Lubrication is absolutely essential to the proper operation of ball and roller 

Lubrication is absolutely essential to the proper operation of ball and roller bearings. A proper lubricant will reduce friction between the internal sliding surfaces of the bearings components and reduce or prevent metal-to-metal contact of the rolling elements with their raceways. Proper lubrication reduces wear and prevents corrosion, ensuring long service lives for bearings.

Lubrication, especially circulating oil will also remove heat from the bearing.

There are two basic types of bearing lubricants readily available: Oil and Grease. The former is fairly simple to understand, being a free-flowing liquid, while the latter is a little more complex.  In order to be a lubricant, all greases have oil that is entrained in a thickened base. It is this base that gives the impression that grease is a more viscous type of oil; however, it is the oil in the grease that does the actual lubricating. Each type of lubricant has its own advantages and disadvantages and is selected by the nature of the application. The major advantages of the two basic types of lubricants are:

Lubricant

Advantage

Disadvantage

Oil

Easy to distribute, lubes other components, less drag, easier to drain out and change.  Better for high temperature.

May leak (environmental concern), then no more lubrication

Grease

Remains in place, doesn't leak out easily, improves sealing, and does not require monitoring.

Requires more labor to clean out and replenish.  High temperature grease is very expensive.
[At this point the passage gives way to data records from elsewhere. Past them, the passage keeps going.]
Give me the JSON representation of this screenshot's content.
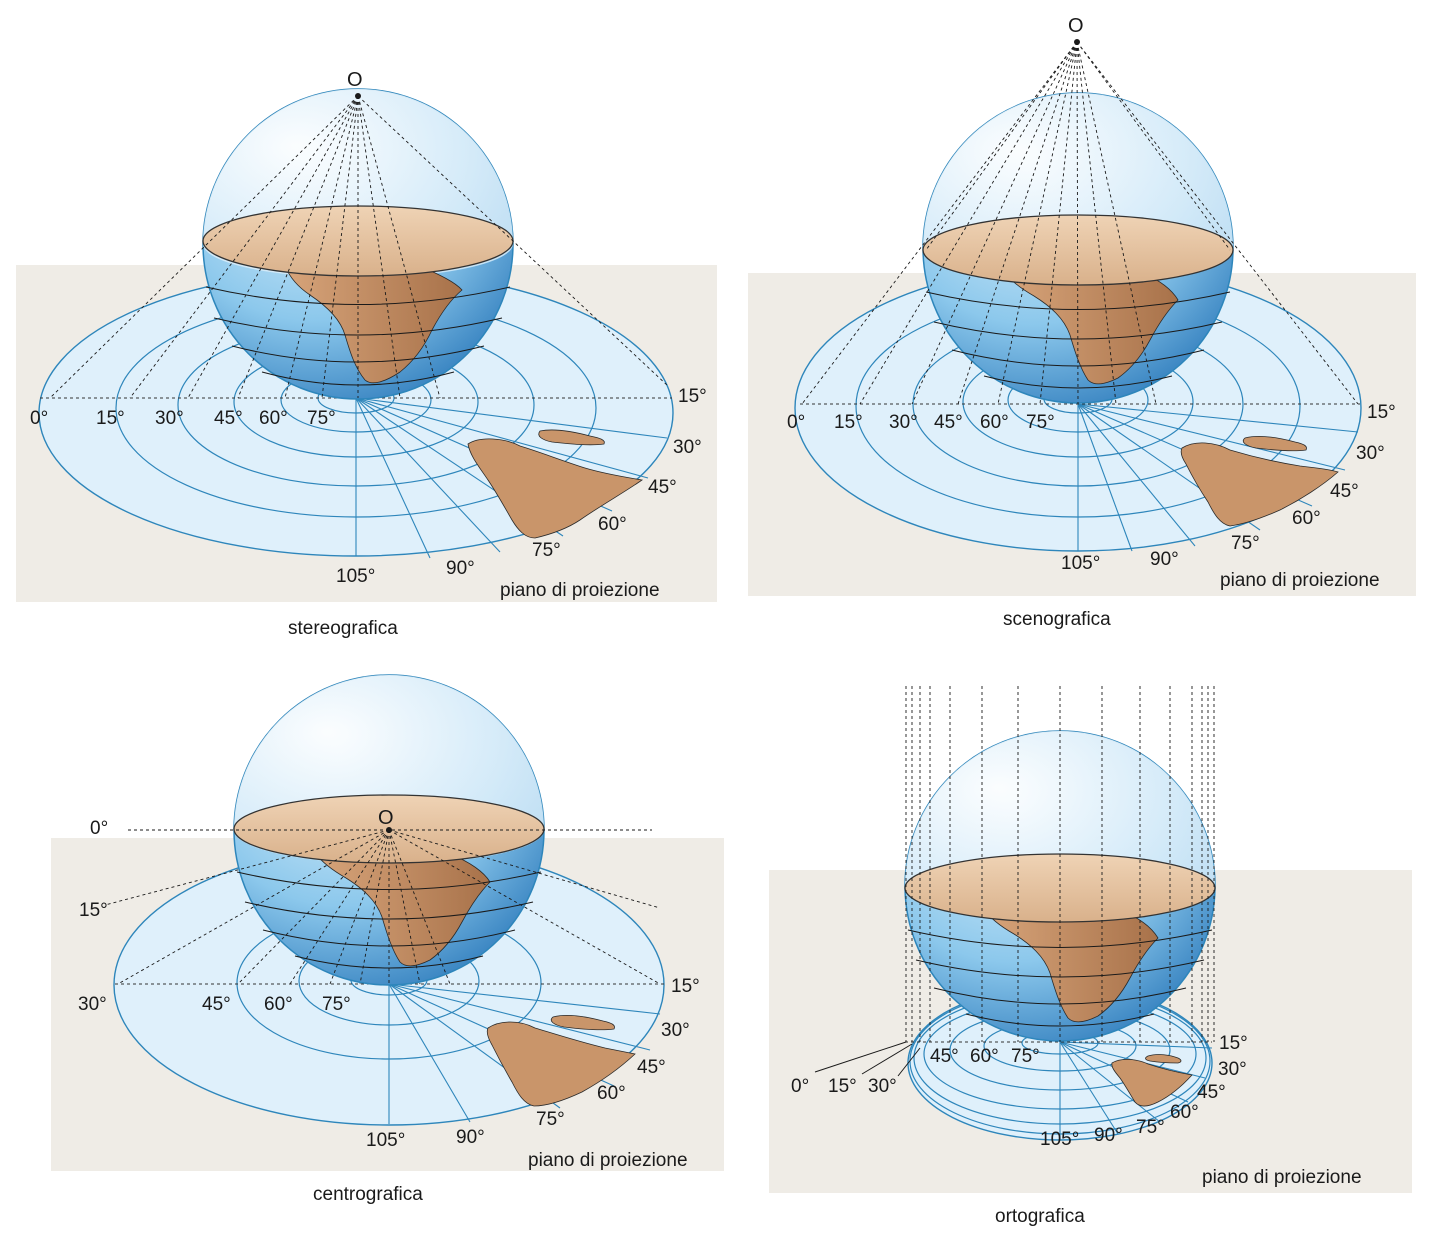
{
  "panels": [
    {
      "id": "stereografica",
      "caption": "stereografica",
      "plane_label": "piano di proiezione",
      "center_label": "O",
      "left_labels": [
        "0°",
        "15°",
        "30°",
        "45°",
        "60°",
        "75°"
      ],
      "right_labels": [
        "15°",
        "30°",
        "45°",
        "60°",
        "75°",
        "90°",
        "105°"
      ]
    },
    {
      "id": "scenografica",
      "caption": "scenografica",
      "plane_label": "piano di proiezione",
      "center_label": "O",
      "left_labels": [
        "0°",
        "15°",
        "30°",
        "45°",
        "60°",
        "75°"
      ],
      "right_labels": [
        "15°",
        "30°",
        "45°",
        "60°",
        "75°",
        "90°",
        "105°"
      ]
    },
    {
      "id": "centrografica",
      "caption": "centrografica",
      "plane_label": "piano di proiezione",
      "center_label": "O",
      "left_labels": [
        "0°",
        "15°",
        "30°",
        "45°",
        "60°",
        "75°"
      ],
      "right_labels": [
        "15°",
        "30°",
        "45°",
        "60°",
        "75°",
        "90°",
        "105°"
      ]
    },
    {
      "id": "ortografica",
      "caption": "ortografica",
      "plane_label": "piano di proiezione",
      "left_labels": [
        "0°",
        "15°",
        "30°",
        "45°",
        "60°",
        "75°"
      ],
      "right_labels": [
        "15°",
        "30°",
        "45°",
        "60°",
        "75°",
        "90°",
        "105°"
      ]
    }
  ],
  "colors": {
    "plane_bg": "#efece6",
    "disc_fill": "#dff0fb",
    "line_blue": "#2e86bb",
    "land": "#c9956a",
    "globe_dark": "#1f6fb4",
    "globe_light": "#cfe8f8"
  }
}
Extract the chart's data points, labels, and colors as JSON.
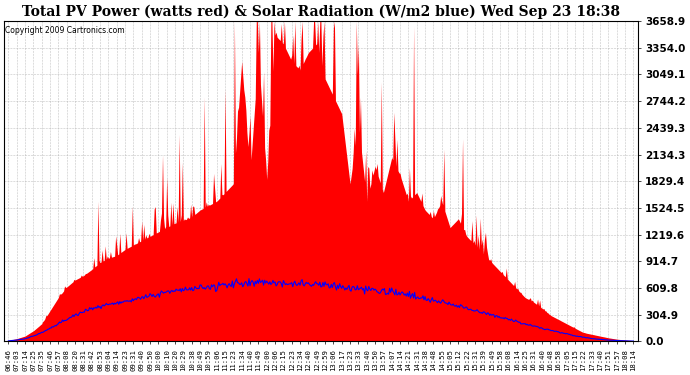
{
  "title": "Total PV Power (watts red) & Solar Radiation (W/m2 blue) Wed Sep 23 18:38",
  "copyright": "Copyright 2009 Cartronics.com",
  "yticks": [
    0.0,
    304.9,
    609.8,
    914.7,
    1219.6,
    1524.5,
    1829.4,
    2134.3,
    2439.3,
    2744.2,
    3049.1,
    3354.0,
    3658.9
  ],
  "ylim": [
    0,
    3658.9
  ],
  "title_fontsize": 10,
  "bg_color": "#ffffff",
  "plot_bg_color": "#ffffff",
  "grid_color": "#aaaaaa",
  "red_color": "#ff0000",
  "blue_color": "#0000ff",
  "x_labels": [
    "06:46",
    "07:03",
    "07:14",
    "07:25",
    "07:35",
    "07:46",
    "07:57",
    "08:08",
    "08:20",
    "08:31",
    "08:42",
    "08:53",
    "09:04",
    "09:14",
    "09:23",
    "09:31",
    "09:40",
    "09:50",
    "10:00",
    "10:10",
    "10:20",
    "10:29",
    "10:38",
    "10:49",
    "10:59",
    "11:06",
    "11:15",
    "11:23",
    "11:34",
    "11:40",
    "11:49",
    "12:00",
    "12:06",
    "12:15",
    "12:23",
    "12:34",
    "12:40",
    "12:49",
    "12:59",
    "13:06",
    "13:17",
    "13:23",
    "13:33",
    "13:40",
    "13:50",
    "13:57",
    "14:07",
    "14:14",
    "14:21",
    "14:31",
    "14:38",
    "14:48",
    "14:55",
    "15:05",
    "15:12",
    "15:22",
    "15:31",
    "15:39",
    "15:49",
    "15:58",
    "16:08",
    "16:14",
    "16:25",
    "16:31",
    "16:40",
    "16:48",
    "16:58",
    "17:05",
    "17:15",
    "17:22",
    "17:33",
    "17:40",
    "17:51",
    "17:57",
    "18:08",
    "18:14"
  ],
  "pv_power": [
    10,
    30,
    60,
    120,
    200,
    350,
    500,
    620,
    700,
    750,
    820,
    900,
    950,
    980,
    1050,
    1100,
    1150,
    1200,
    1250,
    1300,
    1350,
    1380,
    1420,
    1500,
    1550,
    1600,
    1700,
    1800,
    3200,
    1900,
    3300,
    1850,
    3500,
    3400,
    3200,
    3100,
    3300,
    3400,
    3000,
    2800,
    2600,
    1800,
    2500,
    1600,
    2000,
    1700,
    2100,
    1900,
    1600,
    1700,
    1500,
    1400,
    1600,
    1300,
    1400,
    1200,
    1100,
    1000,
    900,
    800,
    700,
    600,
    500,
    450,
    380,
    300,
    250,
    200,
    150,
    100,
    80,
    60,
    40,
    25,
    15,
    8
  ],
  "solar_rad": [
    5,
    15,
    30,
    60,
    100,
    150,
    200,
    250,
    300,
    340,
    370,
    400,
    420,
    440,
    460,
    480,
    500,
    520,
    540,
    560,
    575,
    585,
    595,
    610,
    620,
    635,
    645,
    655,
    660,
    665,
    670,
    670,
    668,
    665,
    660,
    655,
    650,
    645,
    638,
    630,
    622,
    615,
    605,
    595,
    582,
    570,
    555,
    540,
    525,
    505,
    488,
    468,
    448,
    425,
    403,
    378,
    352,
    328,
    302,
    276,
    248,
    225,
    198,
    175,
    150,
    128,
    105,
    84,
    64,
    47,
    32,
    22,
    14,
    9,
    5,
    3
  ]
}
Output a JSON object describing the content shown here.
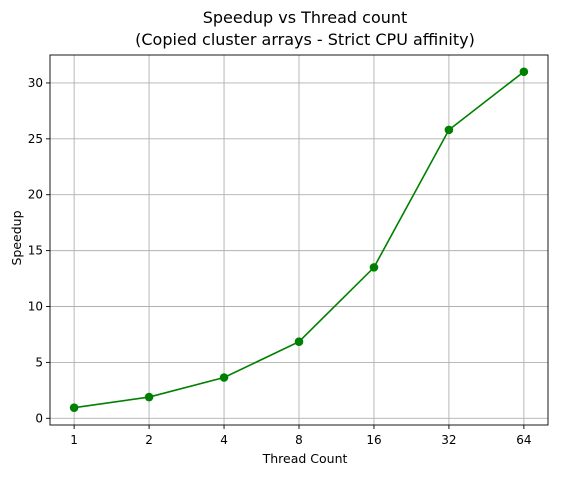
{
  "chart_data": {
    "type": "line",
    "title": "Speedup vs Thread count",
    "subtitle": "(Copied cluster arrays - Strict CPU affinity)",
    "xlabel": "Thread Count",
    "ylabel": "Speedup",
    "x_scale": "log2",
    "categories": [
      "1",
      "2",
      "4",
      "8",
      "16",
      "32",
      "64"
    ],
    "x": [
      1,
      2,
      4,
      8,
      16,
      32,
      64
    ],
    "series": [
      {
        "values": [
          0.95,
          1.9,
          3.65,
          6.85,
          13.5,
          25.8,
          31.0
        ],
        "color": "#008000",
        "marker": "circle"
      }
    ],
    "yticks": [
      0,
      5,
      10,
      15,
      20,
      25,
      30
    ],
    "xlim": [
      0.8,
      80
    ],
    "ylim": [
      -0.6,
      32.5
    ],
    "grid": true
  }
}
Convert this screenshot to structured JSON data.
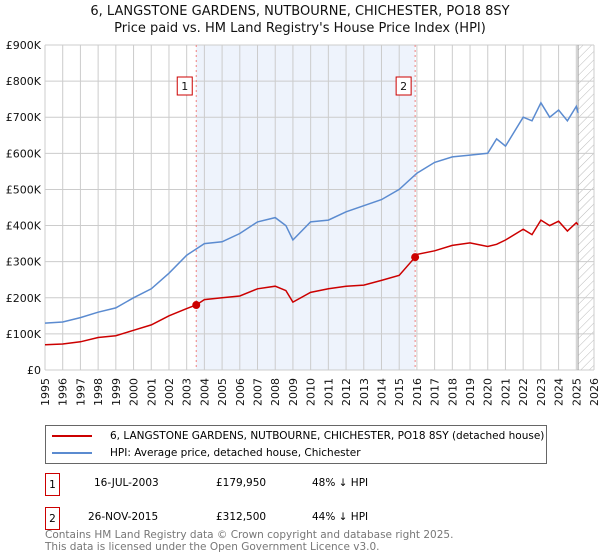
{
  "chart_data": {
    "type": "line",
    "title": "6, LANGSTONE GARDENS, NUTBOURNE, CHICHESTER, PO18 8SY",
    "subtitle": "Price paid vs. HM Land Registry's House Price Index (HPI)",
    "xlim": [
      1995,
      2026
    ],
    "ylim": [
      0,
      900000
    ],
    "y_ticks": [
      {
        "v": 0,
        "label": "£0"
      },
      {
        "v": 100000,
        "label": "£100K"
      },
      {
        "v": 200000,
        "label": "£200K"
      },
      {
        "v": 300000,
        "label": "£300K"
      },
      {
        "v": 400000,
        "label": "£400K"
      },
      {
        "v": 500000,
        "label": "£500K"
      },
      {
        "v": 600000,
        "label": "£600K"
      },
      {
        "v": 700000,
        "label": "£700K"
      },
      {
        "v": 800000,
        "label": "£800K"
      },
      {
        "v": 900000,
        "label": "£900K"
      }
    ],
    "x_ticks": [
      "1995",
      "1996",
      "1997",
      "1998",
      "1999",
      "2000",
      "2001",
      "2002",
      "2003",
      "2004",
      "2005",
      "2006",
      "2007",
      "2008",
      "2009",
      "2010",
      "2011",
      "2012",
      "2013",
      "2014",
      "2015",
      "2016",
      "2017",
      "2018",
      "2019",
      "2020",
      "2021",
      "2022",
      "2023",
      "2024",
      "2025",
      "2026"
    ],
    "grid": true,
    "series": [
      {
        "name": "6, LANGSTONE GARDENS, NUTBOURNE, CHICHESTER, PO18 8SY (detached house)",
        "color": "#cc0000",
        "x": [
          1995,
          1996,
          1997,
          1998,
          1999,
          2000,
          2001,
          2002,
          2003,
          2003.54,
          2004,
          2005,
          2006,
          2007,
          2008,
          2008.6,
          2009,
          2010,
          2011,
          2012,
          2013,
          2014,
          2015,
          2015.9,
          2016,
          2017,
          2018,
          2019,
          2020,
          2020.5,
          2021,
          2022,
          2022.5,
          2023,
          2023.5,
          2024,
          2024.5,
          2025,
          2025.1
        ],
        "y": [
          70000,
          72000,
          78000,
          90000,
          95000,
          110000,
          125000,
          150000,
          170000,
          179950,
          195000,
          200000,
          205000,
          225000,
          232000,
          220000,
          188000,
          215000,
          225000,
          232000,
          235000,
          248000,
          262000,
          312500,
          320000,
          330000,
          345000,
          352000,
          342000,
          348000,
          360000,
          390000,
          375000,
          415000,
          400000,
          412000,
          385000,
          408000,
          402000
        ]
      },
      {
        "name": "HPI: Average price, detached house, Chichester",
        "color": "#5b8bd0",
        "x": [
          1995,
          1996,
          1997,
          1998,
          1999,
          2000,
          2001,
          2002,
          2003,
          2004,
          2005,
          2006,
          2007,
          2008,
          2008.6,
          2009,
          2010,
          2011,
          2012,
          2013,
          2014,
          2015,
          2016,
          2017,
          2018,
          2019,
          2020,
          2020.5,
          2021,
          2022,
          2022.5,
          2023,
          2023.5,
          2024,
          2024.5,
          2025,
          2025.1
        ],
        "y": [
          130000,
          133000,
          145000,
          160000,
          172000,
          200000,
          225000,
          268000,
          318000,
          350000,
          355000,
          378000,
          410000,
          422000,
          400000,
          360000,
          410000,
          415000,
          438000,
          455000,
          472000,
          500000,
          545000,
          575000,
          590000,
          595000,
          600000,
          640000,
          620000,
          700000,
          690000,
          740000,
          700000,
          720000,
          690000,
          730000,
          712000
        ]
      }
    ],
    "annotations": [
      {
        "label": "1",
        "x": 2003.54,
        "y": 179950
      },
      {
        "label": "2",
        "x": 2015.9,
        "y": 312500
      }
    ],
    "forecast_hatch_from": 2025.1
  },
  "legend": {
    "property": "6, LANGSTONE GARDENS, NUTBOURNE, CHICHESTER, PO18 8SY (detached house)",
    "hpi": "HPI: Average price, detached house, Chichester"
  },
  "sales": [
    {
      "num": "1",
      "date": "16-JUL-2003",
      "price": "£179,950",
      "hpi": "48% ↓ HPI"
    },
    {
      "num": "2",
      "date": "26-NOV-2015",
      "price": "£312,500",
      "hpi": "44% ↓ HPI"
    }
  ],
  "footer": {
    "line1": "Contains HM Land Registry data © Crown copyright and database right 2025.",
    "line2": "This data is licensed under the Open Government Licence v3.0."
  }
}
Each manufacturer of a lubricant can supply a specification sheet for each of their products, and each sheet will have a list of about 20 properties and their values related to this lubricant. The most important property of any lubricant for rolling element bearings is its oil viscosity. If the specification sheet is for an oil, the viscosity values will be for the oil. If it’s a grease, it should refer to “Base Oil Viscosity” or another similar term, depending on the manufacturer. Usually, four viscosity values are shown as follows:

cSt @ 40° C(104°F) SI units

cSt @ 100°C (212°F) SI units

SUS @ 100°F(38°C) Imperial units

SUS @ 210°F(99°C) Imperial units

It is very important to select a lubricant that will provide a minimum acceptable viscosity at the bearing’s operating temperature, which will usually be between the lowest and highest reference temperatures shown above. Typically, oil viscosity numbers decrease very rapidly with increasing temperature. Determining a bearing’s operating temperature is a fairly complicated calculation that is beyond the scope of this catalog. Calculating the viscosity of a lubricant at this temperature from the lubricant manufacturer’s specifications is yet another matter. Often, previous experience with an existing similar machine will indicate an acceptable lubricant. In house testing of a prototype or the first machine can indicate operating temperatures. Most machines use a lubricant that is selected to match the most severe demand of one component in the machine such as a bearing, gear, etc. 

Additives are a very important feature of modern oils and greases and can often mean the difference for successful, long term operation of bearings and other machine components. The selection of any lubricant over another should always consider additives.